Her face gives away nothing; her features are smooth, an empty canvas onto which various expressions could easily be drawn. "And was he any help?"
He swallows and licks his lips, which suddenly feel dry even though the summer air is hot and moist. "What did you say your name was?"
She smiles at him, a slow playful smile that spreads across her face, transforming her merely pretty features into beautiful ones. For a moment, he is amazed. "You're Harold Saxon aren't you? My mum saw you on the telly, said you just announced you're running for Prime Minister."
He is confused by the abrupt change in subject and scrambles for something appropriate to say. "Yes. I'm Harold Saxon," he replies even as he allows himself to think, 'You will call me Master before the end; you will grovel at my feet.'
The smile on her face widens, turning into a grin. "She didn't like you."
He blinks, surprised. "Who?"
Her smile dims. "My mum, said you were a fake."
Rallying, he gives her his best politicians grin. "I'm sure she just hasn't heard all of my message yet."
Her grin is gone now, and she raises one eyebrow. "Do you think you'll win?"
There is quite plainly a double meaning in her words and he drops his facade, his lip turning up in a sneer. "Who are you," he hisses, the last of his sophisticated facade crumbling to reveal a temperamental monster.
She shrugs again, unperturbed by his display of temper. "No one. A ghost."
"I don't believe in ghosts," he manages to spit out; his hands begin to shake. He reaches up and places one hand on his chest, feeling the sharp, hard, outlines of the laser screwdriver. He suddenly does not know why he hasn't killed her, hasn't silenced her. He doesn't know what is stopping him know. But he is frozen and he makes no move to restrain her. He realizes that he desperately wants her to be afraid of him.
"Your loss," she replies steadily without a trace of fear, throwing his earlier words back at him.
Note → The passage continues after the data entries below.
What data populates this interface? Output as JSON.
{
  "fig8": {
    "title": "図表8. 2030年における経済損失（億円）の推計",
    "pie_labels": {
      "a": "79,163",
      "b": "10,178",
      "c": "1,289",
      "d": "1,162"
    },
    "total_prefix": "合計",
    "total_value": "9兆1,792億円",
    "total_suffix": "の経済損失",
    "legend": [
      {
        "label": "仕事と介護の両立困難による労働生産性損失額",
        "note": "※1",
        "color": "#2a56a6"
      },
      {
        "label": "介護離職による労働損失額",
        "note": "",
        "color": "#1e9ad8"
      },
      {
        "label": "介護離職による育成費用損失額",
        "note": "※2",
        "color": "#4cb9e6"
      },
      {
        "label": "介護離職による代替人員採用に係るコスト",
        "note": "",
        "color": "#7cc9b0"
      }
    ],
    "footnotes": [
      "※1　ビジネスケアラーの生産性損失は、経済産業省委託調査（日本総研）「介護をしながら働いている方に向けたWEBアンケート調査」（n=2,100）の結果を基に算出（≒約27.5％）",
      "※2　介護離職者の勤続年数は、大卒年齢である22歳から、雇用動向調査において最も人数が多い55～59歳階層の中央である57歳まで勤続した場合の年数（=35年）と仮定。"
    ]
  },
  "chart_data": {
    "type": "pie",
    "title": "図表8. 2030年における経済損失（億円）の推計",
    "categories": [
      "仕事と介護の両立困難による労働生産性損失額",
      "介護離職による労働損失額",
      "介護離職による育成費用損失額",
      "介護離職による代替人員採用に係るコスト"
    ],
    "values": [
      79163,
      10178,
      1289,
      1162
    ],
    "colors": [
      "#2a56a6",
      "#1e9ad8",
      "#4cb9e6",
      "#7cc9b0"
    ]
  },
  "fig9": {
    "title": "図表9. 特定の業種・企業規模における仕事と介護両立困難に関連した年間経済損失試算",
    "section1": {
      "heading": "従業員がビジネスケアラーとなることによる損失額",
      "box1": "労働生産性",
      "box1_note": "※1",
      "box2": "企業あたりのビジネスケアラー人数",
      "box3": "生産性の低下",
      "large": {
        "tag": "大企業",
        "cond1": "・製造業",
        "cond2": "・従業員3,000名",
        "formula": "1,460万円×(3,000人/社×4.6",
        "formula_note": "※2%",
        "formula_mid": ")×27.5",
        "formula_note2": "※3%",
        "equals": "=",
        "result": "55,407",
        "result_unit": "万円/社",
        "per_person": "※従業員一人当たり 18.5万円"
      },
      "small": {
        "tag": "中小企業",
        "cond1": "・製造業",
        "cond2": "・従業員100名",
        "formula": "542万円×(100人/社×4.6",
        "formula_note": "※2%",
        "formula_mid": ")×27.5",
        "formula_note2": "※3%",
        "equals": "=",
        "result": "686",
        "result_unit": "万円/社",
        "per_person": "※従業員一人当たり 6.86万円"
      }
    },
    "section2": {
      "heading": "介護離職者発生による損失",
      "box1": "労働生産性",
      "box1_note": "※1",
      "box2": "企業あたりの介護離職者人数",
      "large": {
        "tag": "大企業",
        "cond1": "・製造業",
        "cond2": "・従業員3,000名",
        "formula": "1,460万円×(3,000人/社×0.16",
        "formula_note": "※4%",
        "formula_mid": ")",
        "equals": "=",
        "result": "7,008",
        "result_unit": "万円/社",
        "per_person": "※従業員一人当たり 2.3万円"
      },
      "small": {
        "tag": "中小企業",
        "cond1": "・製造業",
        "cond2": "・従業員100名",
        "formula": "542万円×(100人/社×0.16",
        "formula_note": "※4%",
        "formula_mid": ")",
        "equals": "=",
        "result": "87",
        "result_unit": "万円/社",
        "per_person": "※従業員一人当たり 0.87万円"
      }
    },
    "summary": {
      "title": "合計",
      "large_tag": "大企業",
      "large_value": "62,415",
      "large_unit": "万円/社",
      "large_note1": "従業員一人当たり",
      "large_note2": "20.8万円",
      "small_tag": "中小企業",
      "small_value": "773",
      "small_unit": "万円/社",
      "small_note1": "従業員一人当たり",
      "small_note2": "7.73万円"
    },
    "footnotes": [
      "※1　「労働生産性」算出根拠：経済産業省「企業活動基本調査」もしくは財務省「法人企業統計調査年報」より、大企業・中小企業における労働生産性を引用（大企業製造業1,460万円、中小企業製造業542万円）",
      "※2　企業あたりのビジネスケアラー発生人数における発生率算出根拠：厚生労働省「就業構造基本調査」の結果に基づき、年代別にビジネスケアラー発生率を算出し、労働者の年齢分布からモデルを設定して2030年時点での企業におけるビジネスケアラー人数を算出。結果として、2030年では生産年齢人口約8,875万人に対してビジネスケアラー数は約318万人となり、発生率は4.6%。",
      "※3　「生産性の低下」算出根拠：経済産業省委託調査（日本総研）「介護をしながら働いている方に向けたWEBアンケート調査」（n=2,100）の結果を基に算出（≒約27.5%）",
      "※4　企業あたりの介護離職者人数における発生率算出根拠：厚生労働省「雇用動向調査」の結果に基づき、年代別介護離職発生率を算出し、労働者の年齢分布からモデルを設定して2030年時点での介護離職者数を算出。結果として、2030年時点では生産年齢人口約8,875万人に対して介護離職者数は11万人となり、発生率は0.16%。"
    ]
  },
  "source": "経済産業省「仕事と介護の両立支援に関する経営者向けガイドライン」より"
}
Something beeps in her pocket and she pulls out an older model cell phone that looks like it has been tampered with. The words jiggery pokery pop randomly into his head, and he wanders where the phrase came from. "My rides here," she says putting the phone back into her pocket.
He takes a deep breath, inhaling deeply, trying to calm himself, struggling to regain what she has unexpectedly caused him to lose. "Vote Saxon," he manages to choke out.
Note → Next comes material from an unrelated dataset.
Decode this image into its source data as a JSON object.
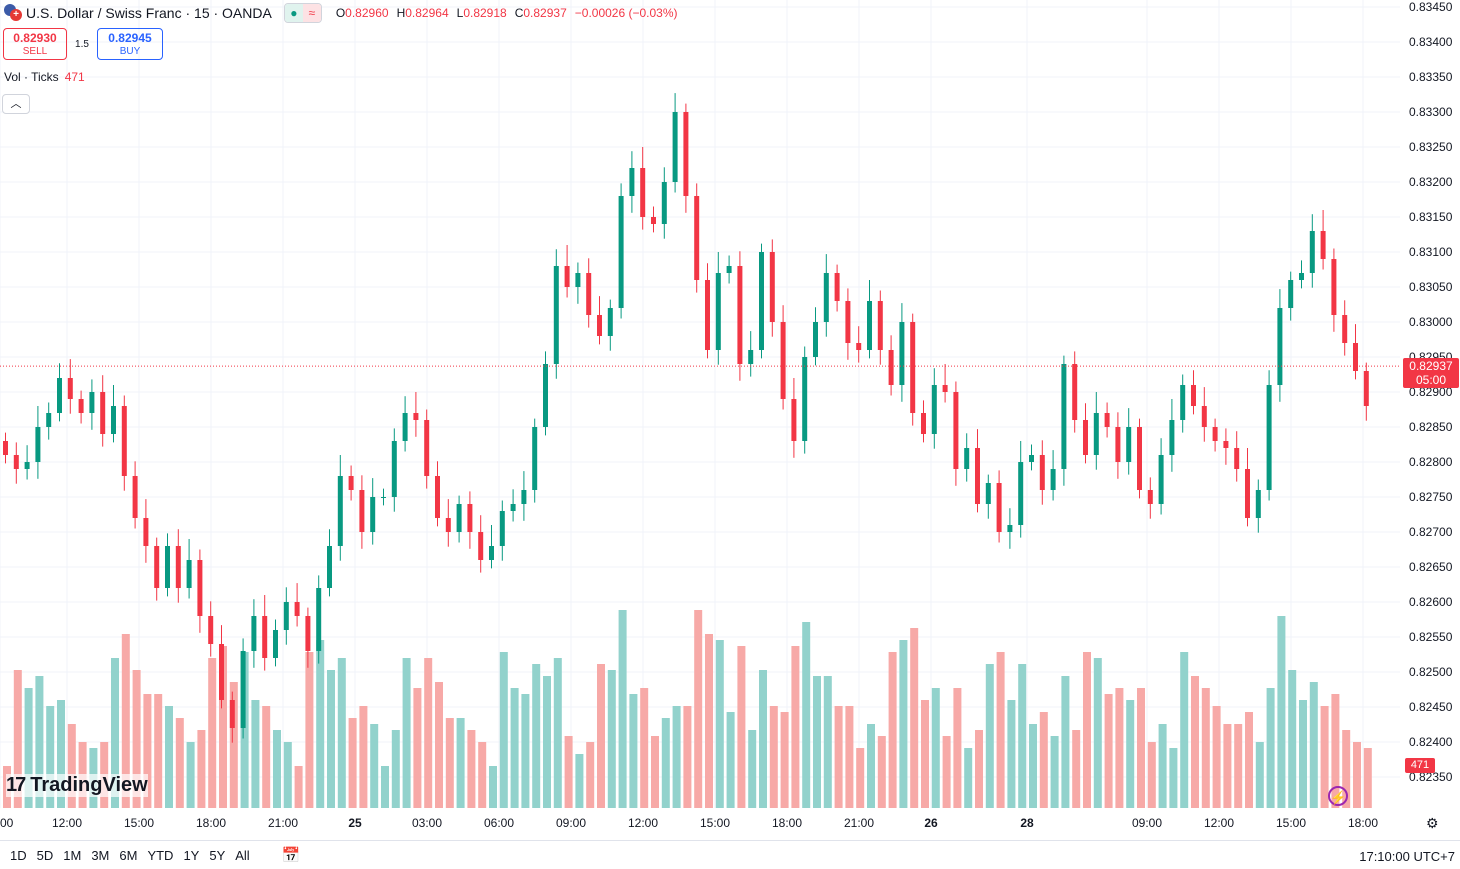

She takes one last drag off her cigarette and then flicks the stub into the street. His eyes involuntarily follow the path of the burning ember as it lands, spluttering, in the gutter. "You should see a doctor about those headaches; listen to what he has to say. He could help maybe." Her tone is heavy, and her eyes are dark, sad. Her pity, her oddness, the irregularity of her words, all of it tears at him.
"You should mind your own business," he shoots back at her. It is a lame response. He looks at her steadily, memorizing the contours of her face. He would remember, find her when the time was right, make her suffer.
She turns away. He reaches into his pocket searching for another cigarette to replace the one that he has already almost finished. She turns back and her gaze pins him against the wall, "Good-bye Master. I feel sorry for you."
A single wild drumbeat erupts from the back of his mind and knocks his brain sideways, erasing her words from his memory. He drops the pack of cigarettes on the ground, and cradles his head in his hands. "What did you say?" She is silent, watching him, "What did you say?"
She smiles, a grim, knowing smile. "I said good-night Mr. Saxon. It was... enlightening." She walks away, turns left and disappears behind the building. He is left alone to cradle his aching head in trembling hands.